11 juillet 2011

François Loncle émet des doutes et des réserves sur l'intervention en Libye

(photo JCH)
« L'intervention en Libye soulève maintes réserves. Le Gouvernement doit fournir des éclaircissements et dire comment sortir de cette situation. Quatre mois de bombardements soulignent l'impréparation et l'imprévoyance d'une opération, qui était présentée au départ comme facile et rapide et qui répondait surtout au souci de faire oublier la pusillanimité, voire la complaisance, du gouvernement français à l'égard des régimes renversés par le « printemps arabe ».

   
— Nous avons condamné le régime brutal et répressif de Kadhafi. Nous avons critiqué  la pompe avec laquelle le dirigeant libyen a été accueilli en France en 2007. 
  
— Nous avons approuvé et soutenu la résolution 1973 qui visait à protéger la population civile de Benghazi d'une attaque imminente des forces de Kadhafi avec l'instauration d'une zone d'exclusion aérienne. Il s'agissait alors d'une intervention humanitaire. 

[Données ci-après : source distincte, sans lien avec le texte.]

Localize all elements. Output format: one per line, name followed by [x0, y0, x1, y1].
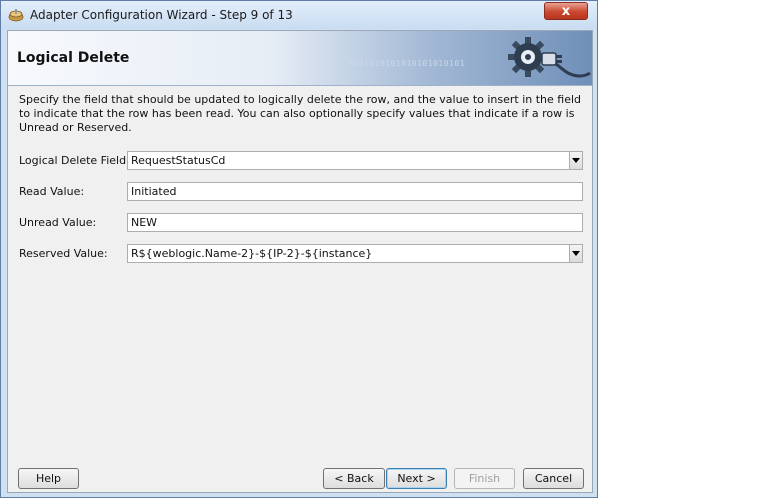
reserved-value-combo[interactable]: R${weblogic.Name-2}-${IP-2}-${instance}	[127, 244, 583, 263]
close-icon: x	[561, 3, 571, 19]
gear-plug-icon	[508, 37, 591, 78]
logical-delete-field-value: RequestStatusCd	[131, 154, 226, 167]
finish-button: Finish	[454, 468, 515, 489]
step-description: Specify the field that should be updated…	[19, 93, 582, 134]
read-value-label: Read Value:	[19, 185, 85, 198]
adapter-app-icon	[8, 9, 24, 22]
unread-value-input[interactable]	[127, 213, 583, 232]
banner-binary-decoration: 0001010101010101010101	[348, 59, 465, 68]
wizard-window: Adapter Configuration Wizard - Step 9 of…	[0, 0, 598, 498]
logical-delete-dropdown-button[interactable]	[569, 152, 582, 169]
unread-value-label: Unread Value:	[19, 216, 97, 229]
back-button[interactable]: < Back	[323, 468, 385, 489]
logical-delete-field-combo[interactable]: RequestStatusCd	[127, 151, 583, 170]
window-title: Adapter Configuration Wizard - Step 9 of…	[30, 8, 293, 22]
help-button[interactable]: Help	[18, 468, 79, 489]
read-value-input[interactable]	[127, 182, 583, 201]
reserved-value-value: R${weblogic.Name-2}-${IP-2}-${instance}	[131, 247, 373, 260]
close-button[interactable]: x	[544, 2, 588, 20]
reserved-value-label: Reserved Value:	[19, 247, 108, 260]
header-banner: Logical Delete 0001010101010101010101	[8, 31, 592, 86]
chevron-down-icon	[572, 251, 580, 256]
logical-delete-field-label: Logical Delete Field:	[19, 154, 130, 167]
chevron-down-icon	[572, 158, 580, 163]
reserved-value-dropdown-button[interactable]	[569, 245, 582, 262]
page-title: Logical Delete	[17, 50, 130, 66]
cancel-button[interactable]: Cancel	[523, 468, 584, 489]
wizard-content: Logical Delete 0001010101010101010101 Sp…	[7, 30, 593, 493]
title-bar[interactable]: Adapter Configuration Wizard - Step 9 of…	[1, 1, 597, 29]
next-button[interactable]: Next >	[386, 468, 447, 489]
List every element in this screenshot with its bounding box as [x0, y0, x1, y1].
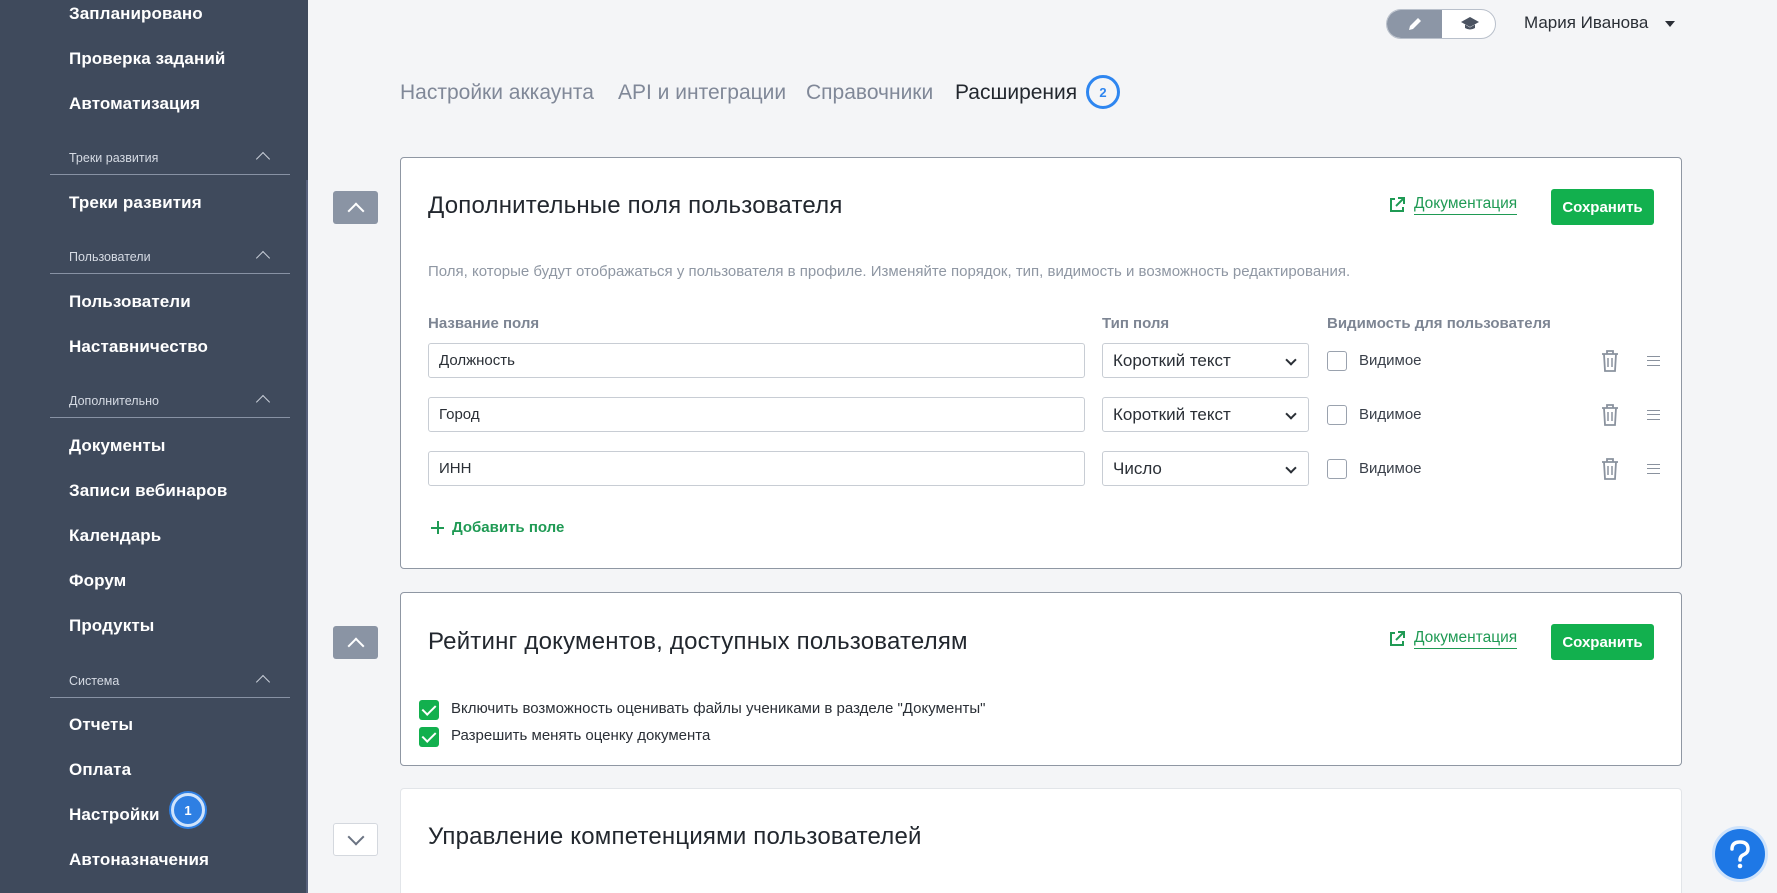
user-name[interactable]: Мария Иванова — [1524, 13, 1648, 33]
documentation-link-label: Документация — [1414, 629, 1518, 649]
column-header-visibility: Видимость для пользователя — [1327, 315, 1551, 332]
sidebar-item-task-review[interactable]: Проверка заданий — [69, 49, 225, 69]
sidebar-item-mentoring[interactable]: Наставничество — [69, 337, 208, 357]
rating-change-checkbox[interactable] — [419, 727, 439, 747]
visibility-label: Видимое — [1359, 406, 1422, 423]
section-label: Дополнительно — [69, 394, 159, 408]
card-title: Дополнительные поля пользователя — [428, 192, 843, 219]
sidebar: Запланировано Проверка заданий Автоматиз… — [0, 0, 308, 893]
field-name-input[interactable]: Город — [428, 397, 1085, 432]
documentation-link[interactable]: Документация — [1388, 629, 1518, 649]
document-rating-card: Рейтинг документов, доступных пользовате… — [400, 592, 1682, 766]
chevron-down-icon — [347, 828, 364, 845]
drag-handle-icon[interactable] — [1647, 410, 1660, 420]
chevron-up-icon — [347, 637, 364, 654]
visibility-checkbox[interactable] — [1327, 459, 1347, 479]
sidebar-item-settings[interactable]: Настройки — [69, 805, 160, 825]
field-type-value: Число — [1113, 458, 1162, 478]
field-name-input[interactable]: ИНН — [428, 451, 1085, 486]
sidebar-section-tracks[interactable]: Треки развития — [50, 149, 290, 175]
sidebar-section-system[interactable]: Система — [50, 672, 290, 698]
caret-down-icon[interactable] — [1665, 21, 1675, 27]
field-type-select[interactable]: Короткий текст — [1102, 343, 1309, 378]
settings-step-badge: 1 — [171, 793, 205, 827]
column-header-type: Тип поля — [1102, 315, 1170, 332]
user-fields-card: Дополнительные поля пользователя Докумен… — [400, 157, 1682, 569]
tab-account-settings[interactable]: Настройки аккаунта — [400, 81, 594, 105]
add-field-label: Добавить поле — [452, 519, 565, 536]
graduation-cap-icon — [1460, 17, 1479, 30]
sidebar-item-products[interactable]: Продукты — [69, 616, 154, 636]
chevron-up-icon[interactable] — [255, 674, 271, 690]
documentation-link-label: Документация — [1414, 195, 1518, 215]
tab-extensions[interactable]: Расширения — [955, 81, 1077, 105]
tab-directories[interactable]: Справочники — [806, 81, 933, 105]
sidebar-item-payment[interactable]: Оплата — [69, 760, 131, 780]
sidebar-item-automation[interactable]: Автоматизация — [69, 94, 200, 114]
chevron-up-icon[interactable] — [255, 250, 271, 266]
drag-handle-icon[interactable] — [1647, 464, 1660, 474]
pencil-icon — [1408, 18, 1421, 30]
column-header-name: Название поля — [428, 315, 540, 332]
help-button[interactable] — [1712, 826, 1768, 882]
trash-icon[interactable] — [1600, 457, 1620, 481]
plus-icon — [431, 521, 444, 534]
field-name-input[interactable]: Должность — [428, 343, 1085, 378]
sidebar-section-users[interactable]: Пользователи — [50, 248, 290, 274]
competencies-card: Управление компетенциями пользователей — [400, 788, 1682, 893]
rating-enable-label: Включить возможность оценивать файлы уче… — [451, 700, 986, 717]
sidebar-item-planned[interactable]: Запланировано — [69, 4, 203, 24]
card-description: Поля, которые будут отображаться у польз… — [428, 263, 1351, 280]
visibility-checkbox[interactable] — [1327, 405, 1347, 425]
external-link-icon — [1390, 197, 1405, 212]
rating-enable-checkbox[interactable] — [419, 700, 439, 720]
chevron-down-icon — [1285, 408, 1297, 420]
chevron-up-icon[interactable] — [255, 151, 271, 167]
trash-icon[interactable] — [1600, 403, 1620, 427]
mode-toggle[interactable] — [1386, 9, 1496, 39]
trash-icon[interactable] — [1600, 349, 1620, 373]
card-title: Рейтинг документов, доступных пользовате… — [428, 628, 968, 655]
chevron-up-icon[interactable] — [255, 394, 271, 410]
field-type-value: Короткий текст — [1113, 404, 1231, 424]
visibility-label: Видимое — [1359, 460, 1422, 477]
save-button[interactable]: Сохранить — [1551, 189, 1654, 225]
sidebar-item-auto-assign[interactable]: Автоназначения — [69, 850, 209, 870]
drag-handle-icon[interactable] — [1647, 356, 1660, 366]
sidebar-scrollbar[interactable] — [306, 180, 308, 893]
chevron-down-icon — [1285, 462, 1297, 474]
sidebar-item-calendar[interactable]: Календарь — [69, 526, 161, 546]
sidebar-item-webinars[interactable]: Записи вебинаров — [69, 481, 227, 501]
tab-step-badge: 2 — [1086, 75, 1120, 109]
collapse-card2-button[interactable] — [333, 626, 378, 659]
collapse-card1-button[interactable] — [333, 191, 378, 224]
sidebar-item-users[interactable]: Пользователи — [69, 292, 191, 312]
add-field-button[interactable]: Добавить поле — [431, 519, 564, 536]
section-label: Пользователи — [69, 250, 151, 264]
rating-change-label: Разрешить менять оценку документа — [451, 727, 711, 744]
field-type-select[interactable]: Короткий текст — [1102, 397, 1309, 432]
sidebar-item-forum[interactable]: Форум — [69, 571, 126, 591]
section-label: Треки развития — [69, 151, 159, 165]
chevron-up-icon — [347, 202, 364, 219]
sidebar-item-documents[interactable]: Документы — [69, 436, 165, 456]
card-title: Управление компетенциями пользователей — [428, 823, 922, 850]
tab-api-integrations[interactable]: API и интеграции — [618, 81, 786, 105]
question-icon — [1730, 840, 1750, 869]
field-type-value: Короткий текст — [1113, 350, 1231, 370]
documentation-link[interactable]: Документация — [1388, 195, 1518, 215]
expand-card3-button[interactable] — [333, 823, 378, 856]
sidebar-item-tracks[interactable]: Треки развития — [69, 193, 202, 213]
field-type-select[interactable]: Число — [1102, 451, 1309, 486]
visibility-label: Видимое — [1359, 352, 1422, 369]
sidebar-section-additional[interactable]: Дополнительно — [50, 392, 290, 418]
save-button[interactable]: Сохранить — [1551, 624, 1654, 660]
visibility-checkbox[interactable] — [1327, 351, 1347, 371]
edit-mode-button[interactable] — [1387, 10, 1442, 38]
section-label: Система — [69, 674, 120, 688]
chevron-down-icon — [1285, 354, 1297, 366]
external-link-icon — [1390, 631, 1405, 646]
sidebar-item-reports[interactable]: Отчеты — [69, 715, 133, 735]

— La résolution 1973 est, depuis longtemps, totalement outrepassée. On assiste à un détournement du droit international. La coalition internationale n'est plus une force d'interposition mais elle a pris clairement partie dans un conflit qui s'est transformé en guerre civile. La France a été encore plus loin en parachutant des armes aux rebelles, ce qui est une flagrante entorse à l'embargo sur les armes imposé par l'ONU le 26 février 2011, en vertu de la résolution 1970. L'intervention ne consiste plus à protéger les civils, ce qui a été atteint rapidement, mais vise à renverser Kadhafi par la force (voire le liquider physiquement), ce qui ne correspond pas au texte onusien. L'interprétation extensive donnée par la France à la résolution 1973 affaiblit singulièrement la légitimité de l'intervention qui est basée sur la notion de « responsabilité de protéger ». Le concept de « responsabilité de protéger », qui avait avantageusement remplacé le très contestable « devoir d'ingérence », a été dévoyé et il sera très difficile d'y faire appel de nouveau.

—La résolution 1973 n'exige absolument pas de changement de régime. Or, la coalition a multiplié les tentatives d'assassinat du chef libyen, au point de concentrer désormais les tirs sur Tripoli ou les résidences supposées de Kadhafi. 

—Les principaux pays participant à l'intervention, et notamment la France, revendiquaient à l'origine le soutien de l'Union Africaine (UA) et de la Ligue arabe. Or, ces deux organisations se sont à présent nettement distanciées de la coalition internationale et multiplient les reproches à l'encontre de cette opération militaire. L'Union africaine a critiqué la mise en examen par la Cour pénale internationale de Kadhafi, arguant que cela compliquait davantage la recherche d'une issue politique et refusant de coopérer avec la CPI. Quant à la Jordanie et au Qatar, leur participation à la coalition est minimale.  

Le détournement d'armes prend une ampleur très préoccupante. Des groupes islamistes organisent un vaste trafic à partir de la Libye. Des caisses d'armes et de munitions ont été interceptées dans la région du Sahel. Ainsi, l'armée nigérienne a saisi, le 1é juin, 640 kg d'explosifs et de détonateurs provenant des arsenaux libyens.

La crise libyenne favorise les infiltrations d'AQMI. Les terroristes se sont emparés d'armements, de munitions, d'explosifs, voire de missiles sol-air. Ils se sont renforcés sur le plan militaire. AQMI en profite également pour étendre ses activités, en implantant des cellules au Sénégal et au Nigéria. 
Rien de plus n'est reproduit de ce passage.